20. The pressure sensor according to claim 13, of piezoelectric
type, wherein said transducer structures comprise piezoresistive
elements carried by said membrane, and contact structures in
electrical contact with said piezoresistive elements.
21. The pressure sensor according to claim 20 wherein the bulk
region has a first conductivity type and the piezoresistive element
has a second conductivity type.
22. The pressure sensor according to claim 20 the bulk region and
the membrane are monocrystalline silicon, and the piezoresistive
element is polysilicon.
23. A semiconductor pressure sensor comprising: a common substrate
of a semiconductor material; a sensing capacitor including a sensor
cavity within a first part of the common substrate, a deflectable
membrane overlying and closing the sensor cavity, said membrane
being made of the semiconductor material, and a reference capacitor
including an insulating region within a second part of the common
substrate, the insulating region being adjacent to the sensor
cavity and having a plurality of cavities, and an electrode region
of the semiconductor material overlying the insulating region.
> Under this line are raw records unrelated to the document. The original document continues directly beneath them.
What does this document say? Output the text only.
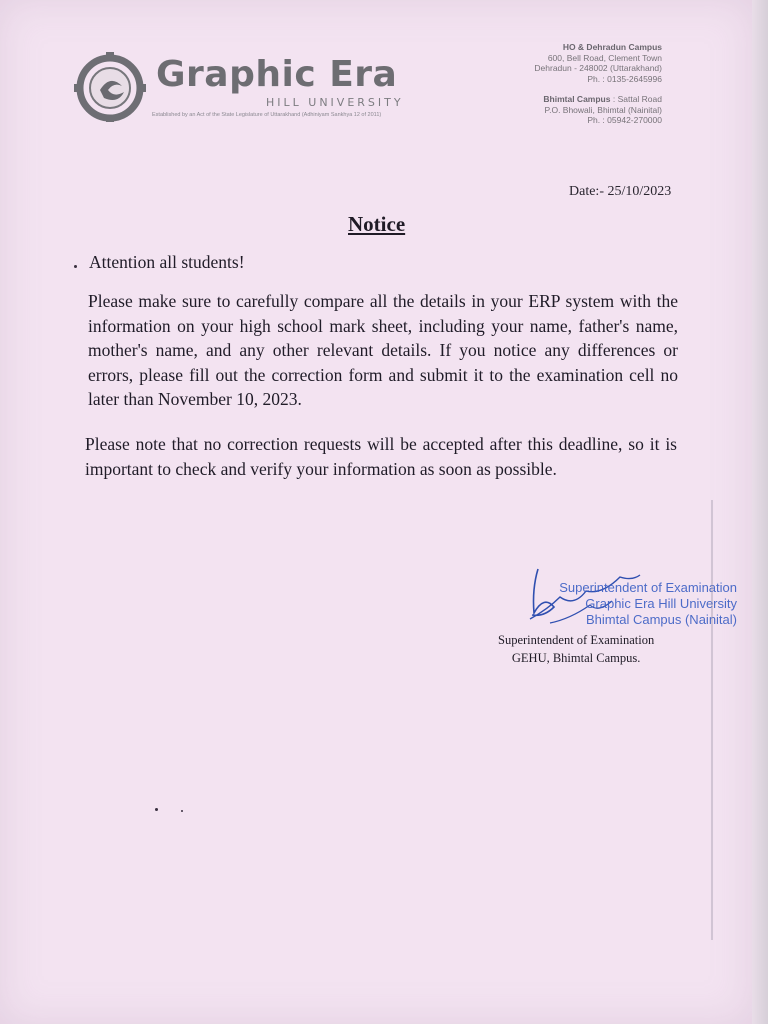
Graphic Era
HILL UNIVERSITY
Established by an Act of the State Legislature of Uttarakhand (Adhiniyam Sankhya 12 of 2011)
HO & Dehradun Campus
600, Bell Road, Clement Town
Dehradun - 248002 (Uttarakhand)
Ph. : 0135-2645996
Bhimtal Campus : Sattal Road
P.O. Bhowali, Bhimtal (Nainital)
Ph. : 05942-270000
Date:- 25/10/2023
Notice
Attention all students!
Please make sure to carefully compare all the details in your ERP system with the information on your high school mark sheet, including your name, father's name, mother's name, and any other relevant details. If you notice any differences or errors, please fill out the correction form and submit it to the examination cell no later than November 10, 2023.
Please note that no correction requests will be accepted after this deadline, so it is important to check and verify your information as soon as possible.
Superintendent of Examination
Graphic Era Hill University
Bhimtal Campus (Nainital)
Superintendent of Examination
GEHU, Bhimtal Campus.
24. The semiconductor pressure sensor of claim 23, wherein the
substrate is of first conductivity type, and the membrane and
electrode region are of second conductivity type.
25. The semiconductor pressure sensor of claim 23 wherein the
sensor cavity is filled with hydrogen gas.
26. The semiconductor pressure sensor of claim 23 wherein the
plurality of cavities in the insulating region are filled with an
insulating material.
27. The semiconductor pressure sensor of claim 23 further
comprising: a first contact region formed in said membrane, a
second contact region formed in said bulk region surrounding the
membrane; a third contact region formed in said electrode region,
and a fourth contact region formed in said bulk region surrounding
the electrode region.
28. The semiconductor pressure sensor of claim 23 wherein the
membrane forms a first electrode.
29. The semiconductor pressure sensor of claim 23 wherein the
common substrate underlying both the sensing capacitor and the
reference capacitor forms a bottom electrode for the pressure
sensor.
30. A semiconductor pressure sensor comprising: a sensing capacitor
having a first electrode and a first dielectric region underlying
the first electrode; a reference capacitor having a second
electrode and a second dielectric region underlying the second
electrode; and a semiconductor substrate underlying the first and
second dielectric regions and forming a bottom electrode; wherein,
the first electrode is a deflectable membrane and the first
dielectric region is a cavity filled with a gas.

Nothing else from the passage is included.